When the researchers began this study, they expected to see differences in experience among the subjects, depending on the severity of their records. Surprisingly, this did not seem to be the case. Those with less serious or extensive legal troubles seemed to experience just as much difficulty as those with longer, more severe records.

"The fact that everyone reported experiencing a lot of difficulties moving past their records is what would be the unanticipated finding of the study," Loeffler said.

He also added that in the past, there were ways for people to bypass some of the stigma associated with criminal records over time. Now, he said, it is not so simple.

"With the increased availability and accessibility of criminal records and criminal history record information today, it seems that those older processes of stigma erosion are not functioning," he explained, "particularly for those with the less serious or less extensive contacts."

The problem was not necessarily that potential employers were troubled by the social stigma that comes with a criminal record; In fact, some of the subjects were actually sent to the help desk by potential employers so that they could try to have their records expunged and considered for certain job positions.

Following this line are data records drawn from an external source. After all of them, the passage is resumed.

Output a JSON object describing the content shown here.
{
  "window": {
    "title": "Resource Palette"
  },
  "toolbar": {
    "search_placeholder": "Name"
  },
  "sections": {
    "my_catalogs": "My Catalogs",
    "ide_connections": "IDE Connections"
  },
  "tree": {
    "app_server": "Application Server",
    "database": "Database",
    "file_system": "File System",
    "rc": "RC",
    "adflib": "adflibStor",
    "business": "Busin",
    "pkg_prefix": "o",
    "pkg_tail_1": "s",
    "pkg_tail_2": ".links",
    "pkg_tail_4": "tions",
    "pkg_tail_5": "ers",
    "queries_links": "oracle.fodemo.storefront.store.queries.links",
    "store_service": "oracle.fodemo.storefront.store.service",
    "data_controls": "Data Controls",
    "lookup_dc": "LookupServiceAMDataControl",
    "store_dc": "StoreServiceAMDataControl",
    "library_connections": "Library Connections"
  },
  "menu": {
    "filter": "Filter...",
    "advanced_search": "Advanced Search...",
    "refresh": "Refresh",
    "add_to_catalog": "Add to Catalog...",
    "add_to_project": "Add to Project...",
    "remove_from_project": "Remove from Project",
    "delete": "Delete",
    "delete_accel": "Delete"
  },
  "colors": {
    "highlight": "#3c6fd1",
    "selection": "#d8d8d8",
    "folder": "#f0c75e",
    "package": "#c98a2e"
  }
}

"Although employers could be sympathetic to their situation," Loeffler said, "They often reported that there was sort of a uniform hiring policy against people with those records."

Currently, according to Loeffler, there is a significant amount of research on different methods and policies to lessen the impact of a criminal record on job prospects. One such policy is something called "Ban the Box."

"The alternative people are talking about is Ban the Box as an alternative policy where employers are restricted from asking on an additional employment application about someone’s criminal record," Loeffler explained.